A database is only as good as the information it contains. It's important to edit the information in your database to keep it accurate and up to date. You can update and modify spatial (features on a map) and nonspatial data (a stand-alone table of sales figures for example) through the Table view.
ArcGIS Pro automatically starts an edit session when you modify existing data or create new data. There are no buttons to start or stop an edit session. When you make edits in the table view, the edit session remains active until you save or discard your edits.
Some tables are not editable, such as text files (.xls, .xlsx, .txt, .csv for example). These tables are read-only when they are in a map. If you edit this data externally, for example in Excel, you will need to add the text file to the project again.

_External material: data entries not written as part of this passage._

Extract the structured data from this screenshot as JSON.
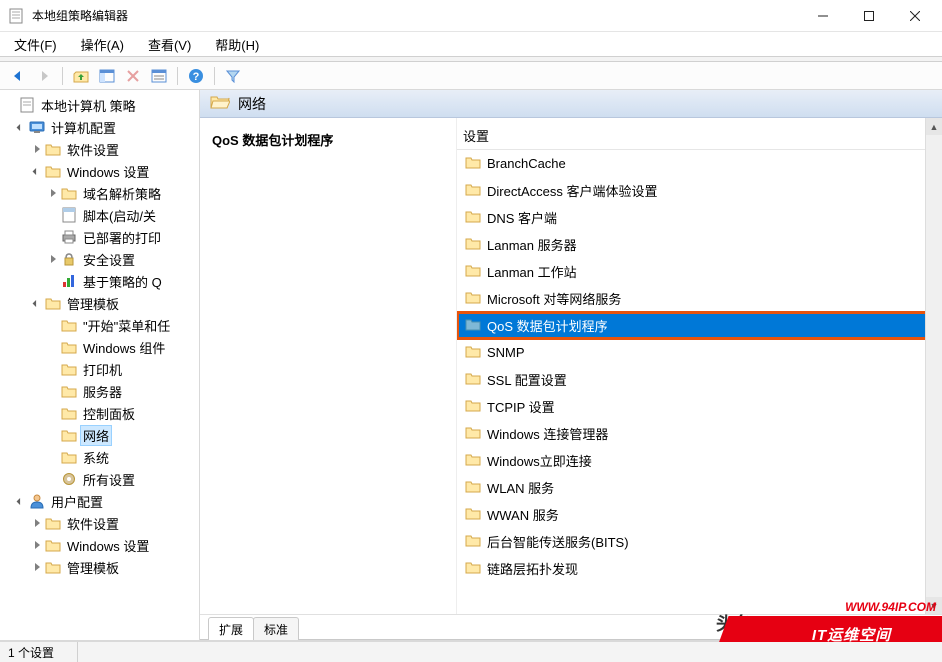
{
  "window": {
    "title": "本地组策略编辑器"
  },
  "menu": {
    "file": "文件(F)",
    "action": "操作(A)",
    "view": "查看(V)",
    "help": "帮助(H)"
  },
  "tree": {
    "root": "本地计算机 策略",
    "comp_config": "计算机配置",
    "soft_settings": "软件设置",
    "win_settings": "Windows 设置",
    "dns_policy": "域名解析策略",
    "scripts": "脚本(启动/关",
    "deployed_printer": "已部署的打印",
    "security": "安全设置",
    "policy_based_q": "基于策略的 Q",
    "admin_templates": "管理模板",
    "start_menu": "\"开始\"菜单和任",
    "win_components": "Windows 组件",
    "printer": "打印机",
    "server": "服务器",
    "control_panel": "控制面板",
    "network": "网络",
    "system": "系统",
    "all_settings": "所有设置",
    "user_config": "用户配置",
    "u_soft_settings": "软件设置",
    "u_win_settings": "Windows 设置",
    "u_admin_templates": "管理模板"
  },
  "list": {
    "header": "网络",
    "left_title": "QoS 数据包计划程序",
    "col_header": "设置",
    "items": [
      "BranchCache",
      "DirectAccess 客户端体验设置",
      "DNS 客户端",
      "Lanman 服务器",
      "Lanman 工作站",
      "Microsoft 对等网络服务",
      "QoS 数据包计划程序",
      "SNMP",
      "SSL 配置设置",
      "TCPIP 设置",
      "Windows 连接管理器",
      "Windows立即连接",
      "WLAN 服务",
      "WWAN 服务",
      "后台智能传送服务(BITS)",
      "链路层拓扑发现"
    ],
    "selected_index": 6
  },
  "tabs": {
    "extended": "扩展",
    "standard": "标准"
  },
  "status": {
    "count": "1 个设置"
  },
  "watermark": {
    "banner": "IT运维空间",
    "url": "WWW.94IP.COM",
    "source": "头条"
  }
}
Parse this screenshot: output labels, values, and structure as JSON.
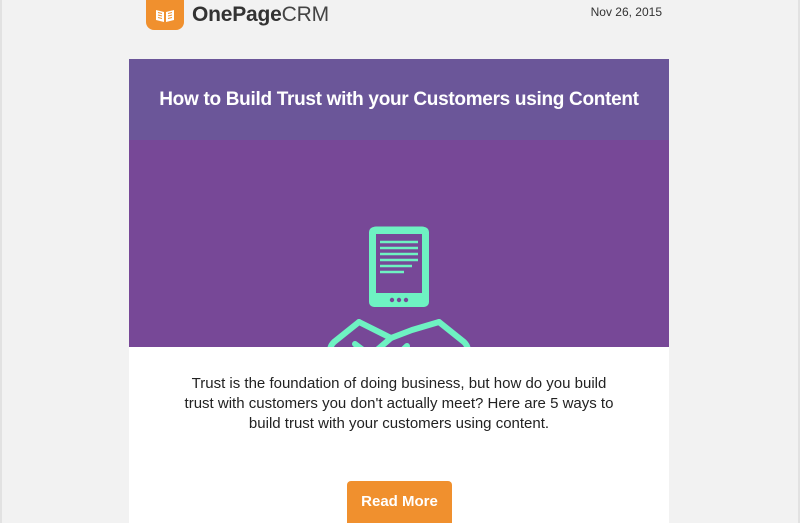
{
  "header": {
    "logo_bold": "OnePage",
    "logo_light": "CRM",
    "logo_icon": "book-icon",
    "date": "Nov 26, 2015"
  },
  "card": {
    "title": "How to Build Trust with your Customers using Content",
    "hero_icons": [
      "tablet-icon",
      "handshake-icon"
    ],
    "body": "Trust is the foundation of doing business, but how do you build trust with customers you don't actually meet? Here are 5 ways to build trust with your customers using content.",
    "cta_label": "Read More"
  },
  "colors": {
    "brand_orange": "#f0902e",
    "title_bar": "#6b5699",
    "hero_bg": "#774897",
    "icon_mint": "#6ef2c2",
    "page_bg": "#f2f2f2"
  }
}
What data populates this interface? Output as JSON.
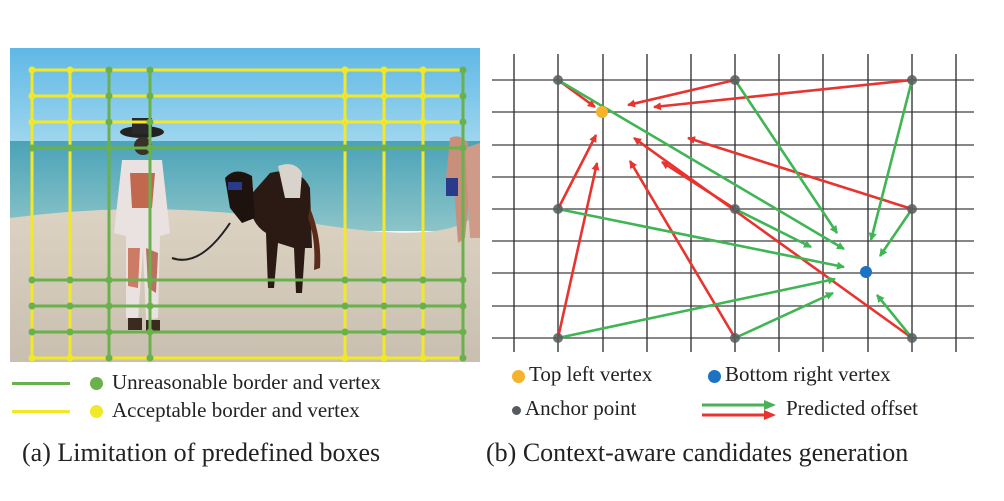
{
  "panel_a": {
    "description": "beach photo with man leading horse, overlaid with box grid",
    "legend": [
      {
        "color": "#6ab04c",
        "label": "Unreasonable  border and vertex"
      },
      {
        "color": "#f2e82a",
        "label": "Acceptable  border and vertex"
      }
    ],
    "caption": "(a) Limitation  of predefined boxes"
  },
  "panel_b": {
    "legend": {
      "top_left": {
        "color": "#f4b32a",
        "label": "Top left vertex"
      },
      "bottom_right": {
        "color": "#1e72c4",
        "label": "Bottom right vertex"
      },
      "anchor": {
        "color": "#555a60",
        "label": "Anchor point"
      },
      "offset": {
        "label": "Predicted offset",
        "colors": [
          "#4cb05a",
          "#e8332f"
        ]
      }
    },
    "caption": "(b) Context-aware candidates generation"
  },
  "colors": {
    "green": "#3fb554",
    "red": "#e8332f",
    "yellow": "#f2e82a",
    "grid_green": "#6ab04c",
    "orange": "#f4b32a",
    "blue": "#1e72c4",
    "anchor": "#555a60"
  }
}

Some attributes are not editable in the table. All managed fields such as ObjectID, Shape_Length, and Shape_Area are not editable. You are also restricted from editing fields that have been demarcated as read-only for the layer in the Fields view of the table. You can edit joined tables, but only the base table fields. Fields from the joined table are read-only.
Use the Fields view to create, modify, and delete fields.
The importance of ObjectIDs
ObjectIDs are necessary for managing data. Tables without ObjectIDs, also referred to as non-OID tables, will have limitations. To use non-OID, or read-only tabular data, the best practice is to create a standalone database table.
For Excel tables this can be done using the Excel To Table tool. For other file formats, the Table To dBASE tool or Copy Rows tool will convert your tables to they can be used in ArcGIS Pro. Additionally, the Table To Table tool gives you control over the output location. For data with spatial information, the XY Table To Point tool will create a new point feature class based on the x- and y-coordinates defined in the table.